On how many false negatives or false positives you get, that can only be evaluated by an actual test run. Because in the end, Domen will have to keep tabs about how many things he thinks the models falsely classifies as violations and how many things it falsely classifies as non-violations. And then we know how it performs. Obviously that only makes sense if he very diligently looks at all the posts on the subreddit for the time of the test run in order to get all the false negatives.
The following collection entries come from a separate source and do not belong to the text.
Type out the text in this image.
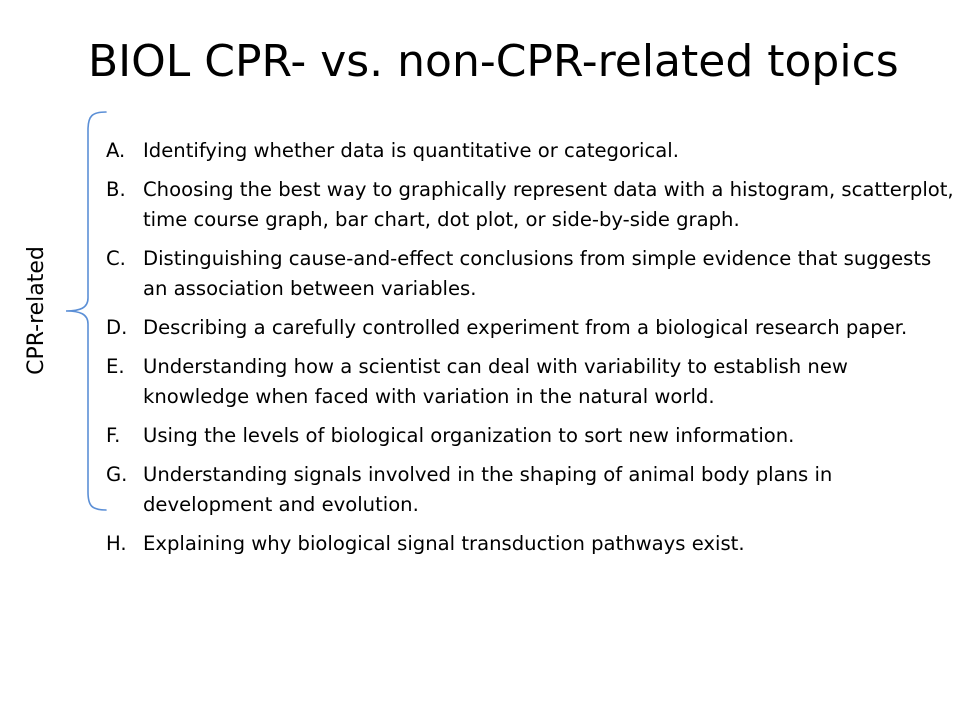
BIOL CPR- vs. non-CPR-related topics
CPR-related
A. Identifying whether data is quantitative or categorical.
B. Choosing the best way to graphically represent data with a histogram, scatterplot, time course graph, bar chart, dot plot, or side-by-side graph.
C. Distinguishing cause-and-effect conclusions from simple evidence that suggests an association between variables.
D. Describing a carefully controlled experiment from a biological research paper.
E. Understanding how a scientist can deal with variability to establish new knowledge when faced with variation in the natural world.
F. Using the levels of biological organization to sort new information.
G. Understanding signals involved in the shaping of animal body plans in development and evolution.
H. Explaining why biological signal transduction pathways exist.
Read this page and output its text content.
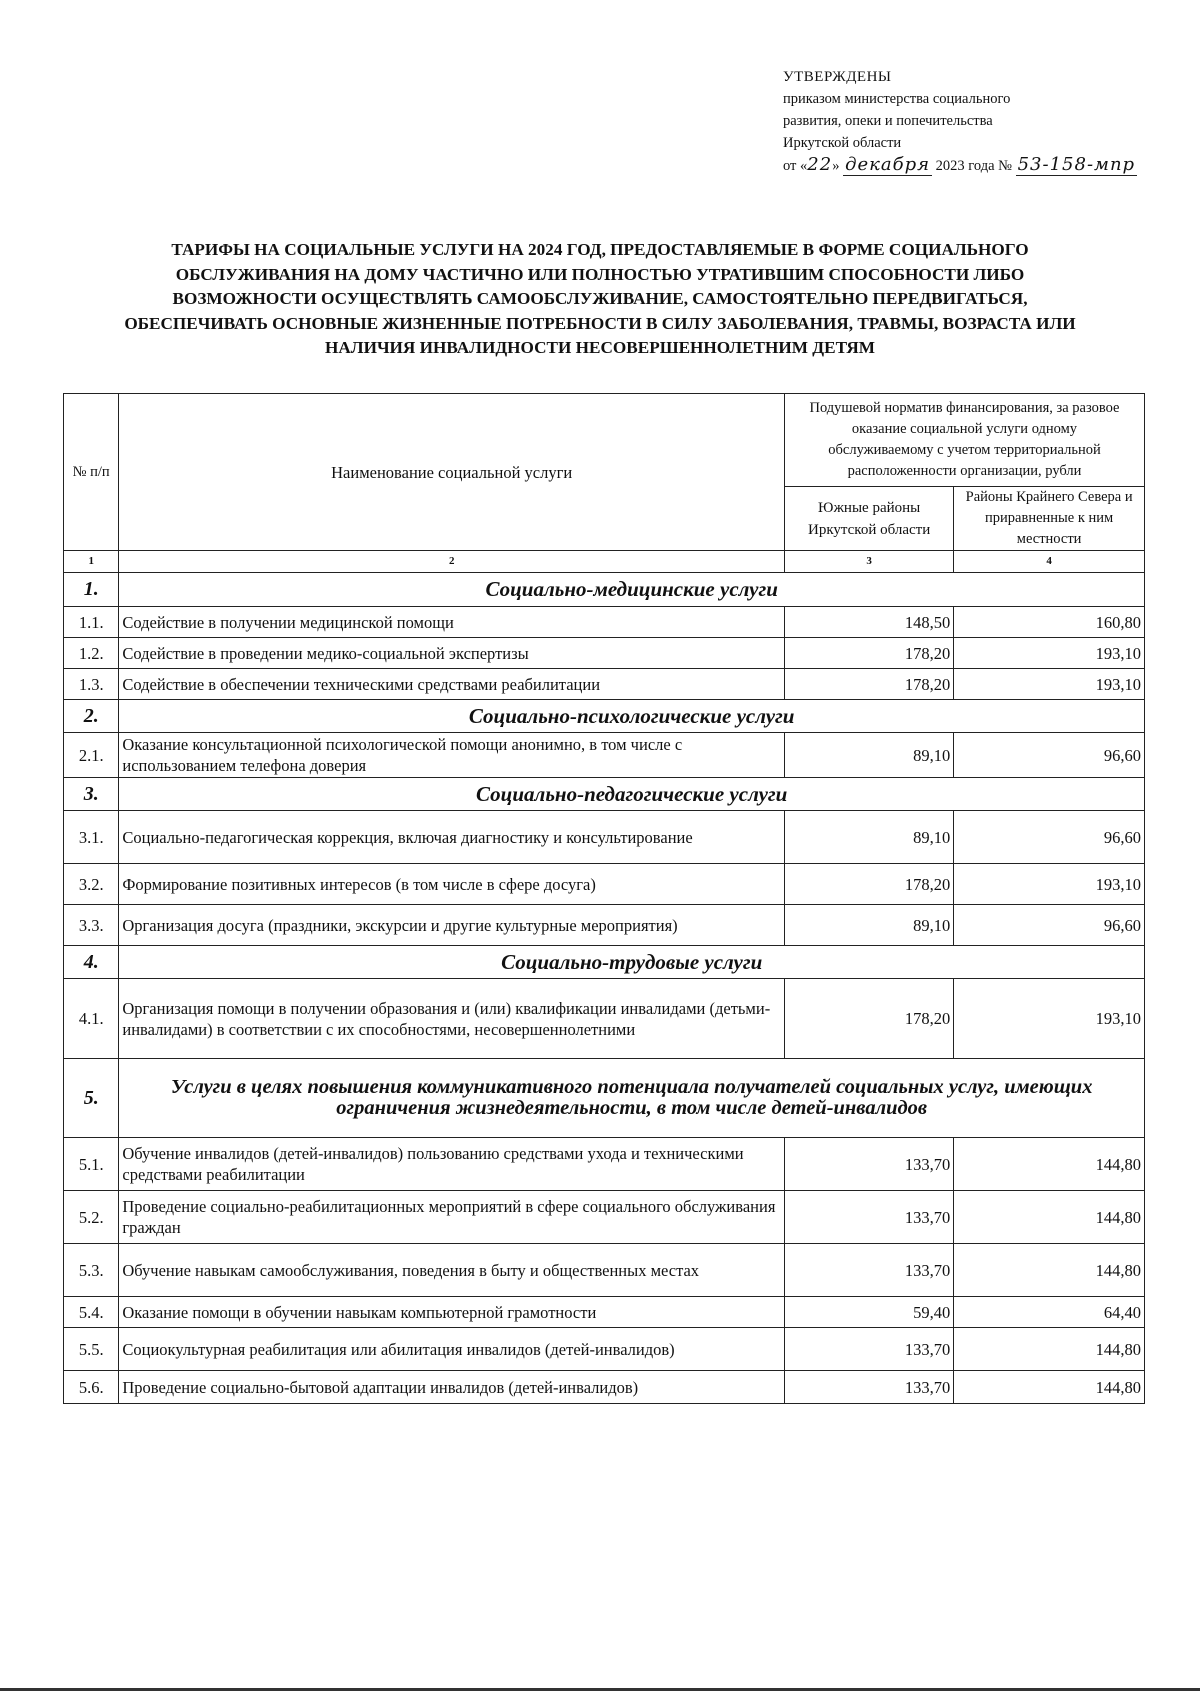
УТВЕРЖДЕНЫ
приказом министерства социального
развития, опеки и попечительства
Иркутской области
от «22» декабря 2023 года № 53-158-мпр
ТАРИФЫ НА СОЦИАЛЬНЫЕ УСЛУГИ НА 2024 ГОД, ПРЕДОСТАВЛЯЕМЫЕ В ФОРМЕ СОЦИАЛЬНОГО
ОБСЛУЖИВАНИЯ НА ДОМУ ЧАСТИЧНО ИЛИ ПОЛНОСТЬЮ УТРАТИВШИМ СПОСОБНОСТИ ЛИБО
ВОЗМОЖНОСТИ ОСУЩЕСТВЛЯТЬ САМООБСЛУЖИВАНИЕ, САМОСТОЯТЕЛЬНО ПЕРЕДВИГАТЬСЯ,
ОБЕСПЕЧИВАТЬ ОСНОВНЫЕ ЖИЗНЕННЫЕ ПОТРЕБНОСТИ В СИЛУ ЗАБОЛЕВАНИЯ, ТРАВМЫ, ВОЗРАСТА ИЛИ
НАЛИЧИЯ ИНВАЛИДНОСТИ НЕСОВЕРШЕННОЛЕТНИМ ДЕТЯМ
№ п/п	Наименование социальной услуги	Подушевой норматив финансирования, за разовое оказание социальной услуги одному обслуживаемому с учетом территориальной расположенности организации, рубли	
		Южные районы Иркутской области	Районы Крайнего Севера и приравненные к ним местности
1	2	3	4
1.	Социально-медицинские услуги		
1.1.	Содействие в получении медицинской помощи	148,50	160,80
1.2.	Содействие в проведении медико-социальной экспертизы	178,20	193,10
1.3.	Содействие в обеспечении техническими средствами реабилитации	178,20	193,10
2.	Социально-психологические услуги		
2.1.	Оказание консультационной психологической помощи анонимно, в том числе с использованием телефона доверия	89,10	96,60
3.	Социально-педагогические услуги		
3.1.	Социально-педагогическая коррекция, включая диагностику и консультирование	89,10	96,60
3.2.	Формирование позитивных интересов (в том числе в сфере досуга)	178,20	193,10
3.3.	Организация досуга (праздники, экскурсии и другие культурные мероприятия)	89,10	96,60
4.	Социально-трудовые услуги		
4.1.	Организация помощи в получении образования и (или) квалификации инвалидами (детьми-инвалидами) в соответствии с их способностями, несовершеннолетними	178,20	193,10
5.	Услуги в целях повышения коммуникативного потенциала получателей социальных услуг, имеющих ограничения жизнедеятельности, в том числе детей-инвалидов		
5.1.	Обучение инвалидов (детей-инвалидов) пользованию средствами ухода и техническими средствами реабилитации	133,70	144,80
5.2.	Проведение социально-реабилитационных мероприятий в сфере социального обслуживания граждан	133,70	144,80
5.3.	Обучение навыкам самообслуживания, поведения в быту и общественных местах	133,70	144,80
5.4.	Оказание помощи в обучении навыкам компьютерной грамотности	59,40	64,40
5.5.	Социокультурная реабилитация или абилитация инвалидов (детей-инвалидов)	133,70	144,80
5.6.	Проведение социально-бытовой адаптации инвалидов (детей-инвалидов)	133,70	144,80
However, if anyone doesn’t trust Domen’s judgement to begin with, well then we are back to square one. But that is an issue that can’t be solved sadly.

But I’d really just like to see the experiment and it’s outcome tbh. if we get the necessary data transparently so we can evaluate it for ourselves after a few dozen true positives and a lot more of true negatives.

2 Likes

Regardless whether or not this is a good idea to do, are you even allowed to feed other people’s comments into some ChatGPT service? People often just assume that they can do anything with any public text (and especially the LLM training people have been pushing hard for that), but what does the actual legalese say on this question? Both in terms of actual laws like for example the GDPR, and also in terms of EULAs and licensing

7 Likes

That is a really good question. But that will somewhat be determined by Reddit’s terms of service I would assume.

there seems to be some functionality already included in reddit, not sure if it’s helpful or already activated for the nixos subreddit. But maybe it’s interesting to investigate:
https://www.reddit.com/r/modnews/comments/1bd3b82/a_new_harassment_filter_and_user_reporting_type/

https://watchdog.chat/ has been turned on for /r/NixOS, it’s going to post a comment to violating comments and also send modmail.

Keep an eye out on false positives!

3 Likes

The good: /r/NixOS Reddit comments that get a warning from https://watchdog.chat are now frequently edited to pay respect to CoC guidelines. Success! :partying_face:

The bad: There are still some false positives, mostly related to irony or swearing into nature.

3 Likes

Do you know what model it’s using underneath?

I do think this is a great idea FWIW. It’s easy to hate on reflectively,
but it’s better to see it as an automated tool that tells you when you might not be following
the CoC. Most will try to align with the CoC when that happens.

1 Like

I don’t know the model, maybe Ben can share.

Preliminary data shows 50% of posts that get a warning get edited, which I’d call a success. I’m sure there’s plenty of room for improvement though!

4 Likes

It’s easy to call anything a success when you don’t define success metrics ahead of time.

8 Likes

We’re experimenting with analytics, tracking things like how many posts got the warning over time,
how many were edited after the fact, removed, etc. That way we can see if the trend of moderation is going in the right way.

Another thing that’s high on the priority list is the moderation log, so we can be transparent about all CoC violations.

The last thing I have in mind is to be transparent about the escalation policy when the CoC is violated continuously and banning of people (although that wasn’t necessary so far, so it’s low priority).